Thursday, February 25, 2010

Homeland Security

"When will you return to your homeland?," one of my students asked me after class last night. My quick answer was, "Never! Thailand is my home now." But can it ever be my "homeland"?

I don't like the word "homeland." It sounds too much like "fatherland," a word I associate with Nazis who counted only the Aryan race in their monoculture. When it was chosen by Bush and his cronies for the name of the institution that would ostensibly protect Americans from terrorism, I cringed. It smacks of ethnic nationalism, and America was always supposed to be a melting pot where immigrant ethnicities where mixed, boiled and stir fried. The blend became something new: American. Fascists, however, like single identities that can be manipulated and mobilized against the enemy, whomever it might be. The unprecedented attack on the World Trade Center gave radical conservatives the excuse they needed to achieve their nefarious aims out of sight of a terrorized citizenry (read Naomi Klein).

In the 1950s and early 1960s, anxious and fearful Americans supported the supposedly anti-communist McCarthy and various committees ferreting out "un-American activities." Innocent people were caught in the net, people who were a little bit different. They didn't fit in the American xenophobic mold. They might have been born in America but it could never be their homeland. When I was a student at Berkeley in the 1960s, we felt at war with the wider culture as we campaigned for the right of blacks to go to university and vote in the south and for Cuba to be free of interference by the U.S. Vietnam was not yet easily visible on the radar but the Korean War was still a fresh memory. America was the only nation that had dropped nuclear bombs. The world was afraid of us. America, then and now, was the neighborhood bully rather than a standard bearer for freedom in the world.

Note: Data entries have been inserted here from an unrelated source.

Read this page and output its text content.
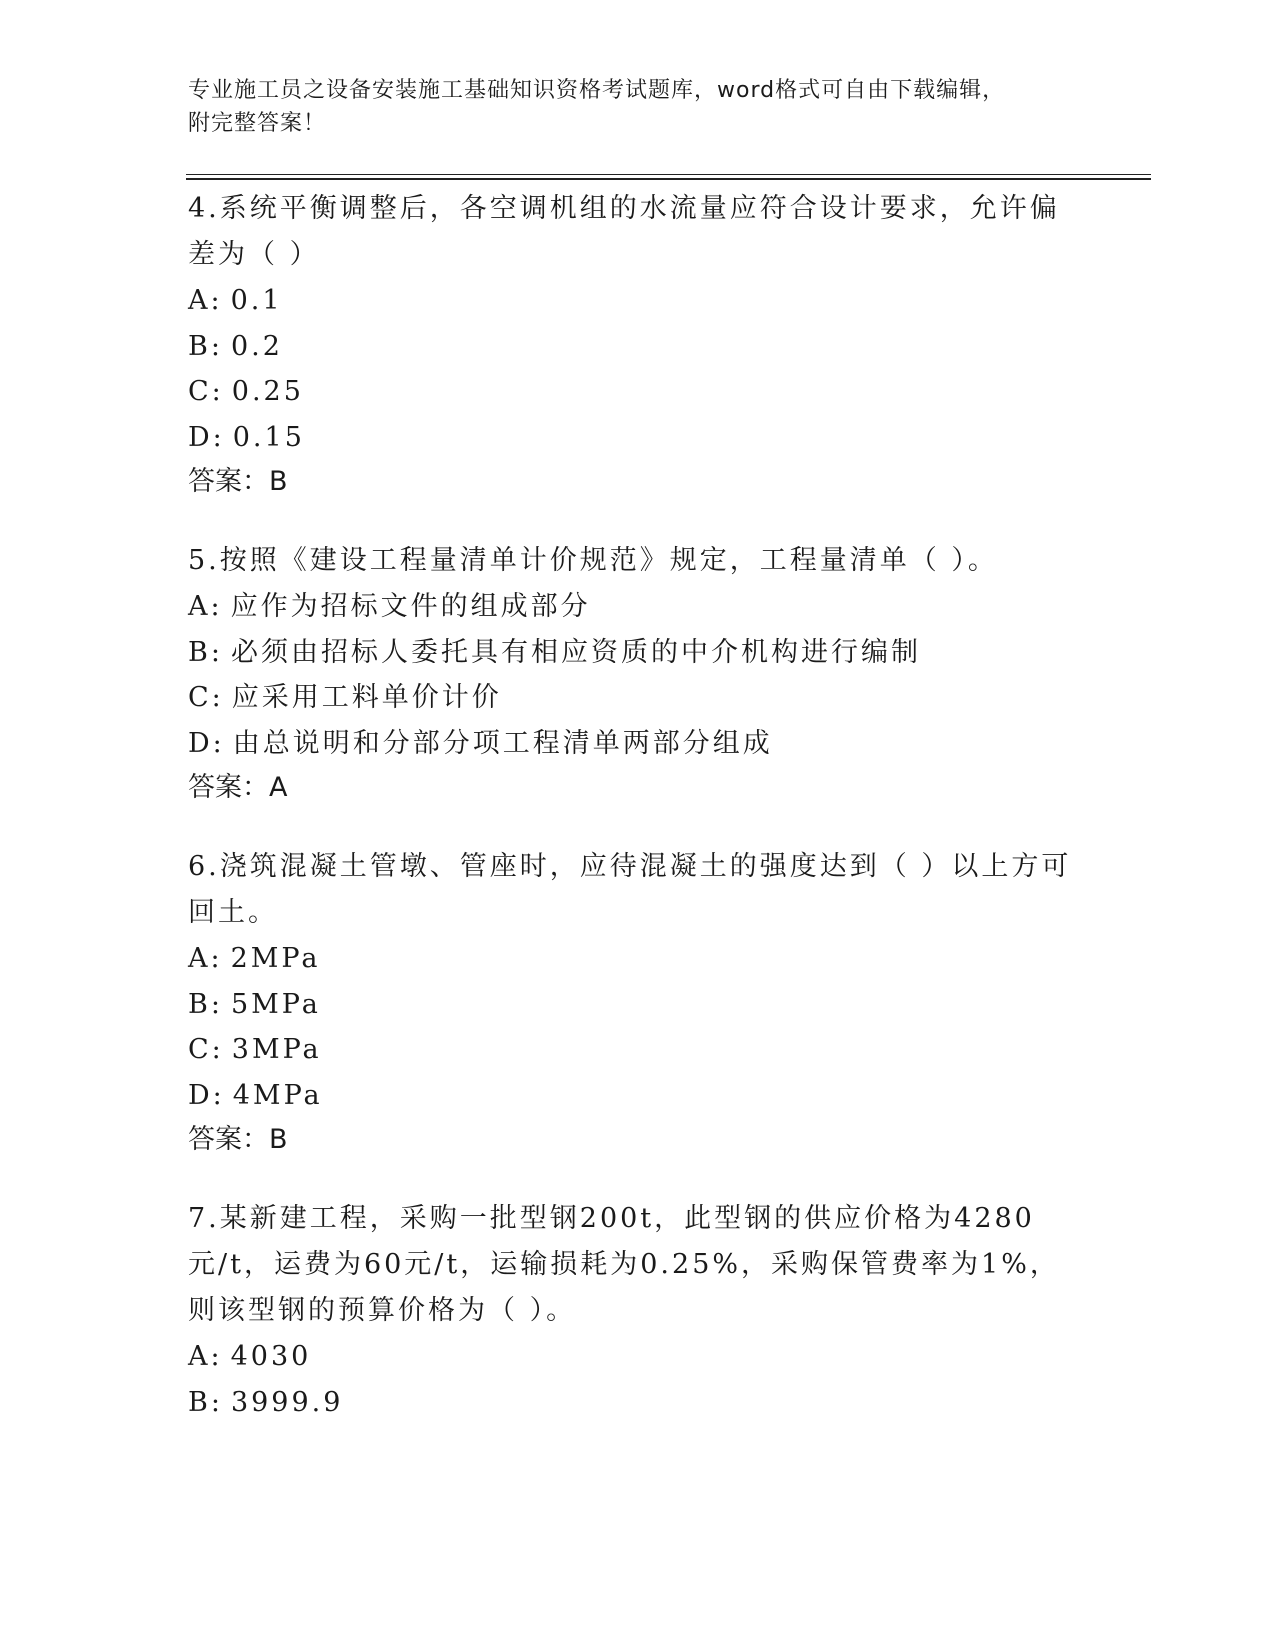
专业施工员之设备安装施工基础知识资格考试题库，word格式可自由下载编辑，
附完整答案！
4.系统平衡调整后，各空调机组的水流量应符合设计要求，允许偏差为（ ）
A: 0.1
B: 0.2
C: 0.25
D: 0.15
答案：B
5.按照《建设工程量清单计价规范》规定，工程量清单（ ）。
A: 应作为招标文件的组成部分
B: 必须由招标人委托具有相应资质的中介机构进行编制
C: 应采用工料单价计价
D: 由总说明和分部分项工程清单两部分组成
答案：A
6.浇筑混凝土管墩、管座时，应待混凝土的强度达到（ ）以上方可回土。
A: 2MPa
B: 5MPa
C: 3MPa
D: 4MPa
答案：B
7.某新建工程，采购一批型钢200t，此型钢的供应价格为4280元/t，运费为60元/t，运输损耗为0.25%，采购保管费率为1%，则该型钢的预算价格为（ ）。
A: 4030
B: 3999.9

I'm reminded of American chauvinism as I watch the winter Olympics from Vancouver. Here in Bangkok, it comes via ESPN on a Thai cable network. The announcers seem to be mainly British and there is no cheering for athletes from one country over another. The goofy fans in the stands with painted faces and waving flags are given equal time. I watch the medal count statistics and note that at the moment Germany is challenging the U.S. I find myself cheering for the Koreans in several events and notice that my loyalties now are free floating. If anything, I identify more these days with Asians now that I'm living on this side of the globe.

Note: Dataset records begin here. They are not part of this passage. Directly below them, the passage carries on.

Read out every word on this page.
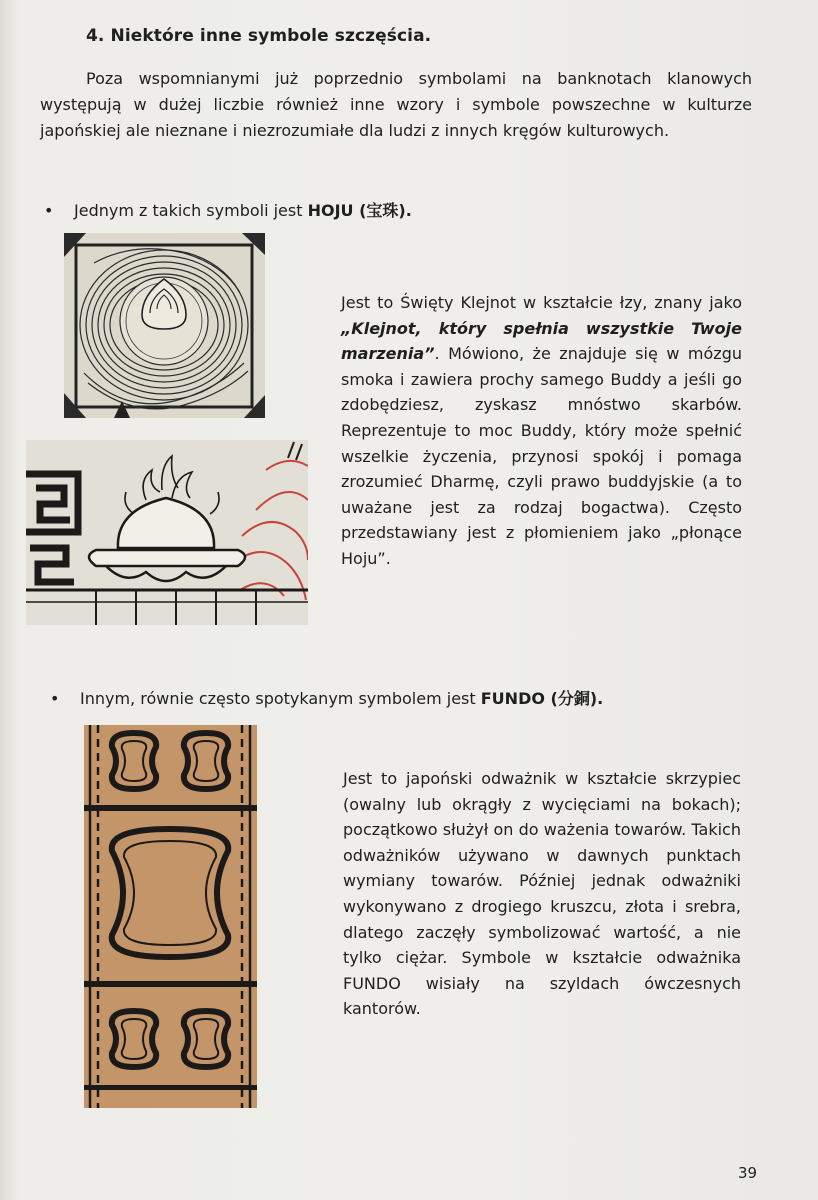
4. Niektóre inne symbole szczęścia.
Poza wspomnianymi już poprzednio symbolami na banknotach klanowych występują w dużej liczbie również inne wzory i symbole powszechne w kulturze japońskiej ale nieznane i niezrozumiałe dla ludzi z innych kręgów kulturowych.
• Jednym z takich symboli jest HOJU (宝珠).
Jest to Święty Klejnot w kształcie łzy, znany jako „Klejnot, który spełnia wszystkie Twoje marzenia”. Mówiono, że znajduje się w mózgu smoka i zawiera prochy samego Buddy a jeśli go zdobędziesz, zyskasz mnóstwo skarbów. Reprezentuje to moc Buddy, który może spełnić wszelkie życzenia, przynosi spokój i pomaga zrozumieć Dharmę, czyli prawo buddyjskie (a to uważane jest za rodzaj bogactwa). Często przedstawiany jest z płomieniem jako „płonące Hoju”.
• Innym, równie często spotykanym symbolem jest FUNDO (分銅).
Jest to japoński odważnik w kształcie skrzypiec (owalny lub okrągły z wycięciami na bokach); początkowo służył on do ważenia towarów. Takich odważników używano w dawnych punktach wymiany towarów. Później jednak odważniki wykonywano z drogiego kruszcu, złota i srebra, dlatego zaczęły symbolizować wartość, a nie tylko ciężar. Symbole w kształcie odważnika FUNDO wisiały na szyldach ówczesnych kantorów.
39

My students who are Buddhist monks use the English word "homeland" to identify the village where their family and relatives now live and where they grew up. Only one of my current forty students was raised in a large town or city (in his case, Bangkok). They speak of returning to their homeland during the holidays or after the term ends. I do not attempt to correct them by suggesting simply "home" or "birthplace," and I am not sure what dictionaries use this word to translate from Thai, Shan, Lao and Khmer. It's interesting that they use homeland to mean a specific place, while Americans are led to believe it stands for the nation as a whole.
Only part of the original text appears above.